Unprecedented import volumes to continue well into 2022: analysts

Containers_at_port

A lack of vessel capacity in the trans-Pacific and a shortage of chassis won’t show the first signs of easing for at least six months, but even then US import pressures will continue to slow velocity through ports, rail ramps, and warehouses, according to industry analysts.

“More than 400,000 TEU are just sitting there [off Southern California],” Lars Jensen, CEO of Vespucci Maritime, told the Intermodal Association of North America (IANA) Expo in Long Beach Monday. “The way to solve this is to resolve the bottlenecks, and the solution is landside.”

Jensen’s comments were borne out by Monday’s anchorage report by the Marine Exchange of Southern California, which showed a record 56 container ships at anchor awaiting berthing space, and an additional 31 container ships at berth being worked. The Los Angeles Port Optimizer on Tuesday listed the average time of vessels at anchor at 8.5 days. Los Angeles-Long Beach accounts for 50 percent of US imports from Asia, according to PIERS, a JOC.com sister product within IHS Markit.

Unprecedented import volumes for 14 consecutive months are causing the vessel bunching, while bottlenecks at warehouses and inland rail hubs are also contributing to port congestion. Jensen, also a JOC analyst, said North America will not begin to experience relief from this “fantastic peak” until late in the first quarter of 2022 as production in Asia slows down when factories shut for the annual Lunar New Year celebrations.

“It will be at least six months before there is a glimmer of hope that things will be back to normal,” he said.

Chassis shortages contribute to landside congestion

Chassis shortages are contributing to landside congestion not only in Southern California, but also in the Southeastern ports of Savannah and Charleston and at inland rail hubs such as Chicago, Memphis, and Kansas City. In the Southeast, the “street dwell” of chassis with containers sitting on them has more than doubled from 6 days recently to about 15 days, Mike Wilson, CEO of Consolidated Chassis Management, told JOC.com Monday.

Congested warehouses in the Southeast, as well as truck capacity and chassis shortages in the region, are making it difficult to move imported containers from the ports to the warehouses, and from warehouses to retail stores, Wilson said.

“It’s about the surge of cargo and slow turn times and the depleted chassis supply,” he said.
Containers that move by rail to the inland hubs are also backing up because of congested ramps. At some ramps, the railroads prefer to keep the containers on chassis. If the railroads would stack containers on the ground, it would free up the chassis for more trips and open the yards for additional train arrivals, but the railroads at some locations resist these measures, Wilson said.
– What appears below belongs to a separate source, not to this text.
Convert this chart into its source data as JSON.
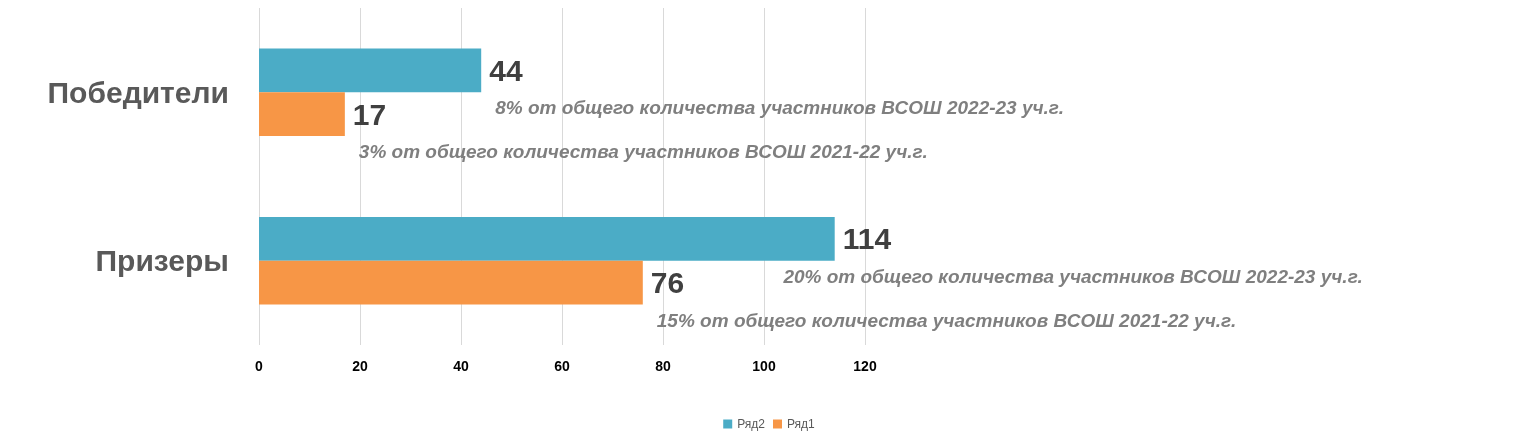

“The railroads are starting to realize now they have to go grounded,” he said, which means they will have to invest in more heavy-lift equipment to lift the containers from the rail cars and stack them on the ground. “I think they have to go there.”

The 1.8 billion square feet of warehouse and industrial space in Southern California has been operating at capacity for weeks due to the crush of imports, as well as labor shortages at the warehouses. As a result, the average street dwell time for 40-foot chassis in Southern California this week is 8.5 days, according to the Pool of Pools website that is managed by the intermodal equipment providers (IEPs). The IEPs say chassis shortages begin to surface in the region when the dwell time exceeds four days.

US chassis supply to be stressed into 2022

The US chassis supply nationwide is stressed and will likely remain so well into 2022, Tim Denoyer, vice president and senior analyst at ACT Research, told the IANA Expo. “We’ve been under-invested in chassis for the past two years,” he said.

Furthermore, tariffs implemented during the Trump administration amid the US-China trade war remain in effect. Even more severe antidumping and countervailing duties of almost 200 percent imposed by the US International Trade Commission this spring on China Intermodal Marine Containers, the world’s largest producer of chassis, have effectively stopped chassis imports from China, Denoyer said.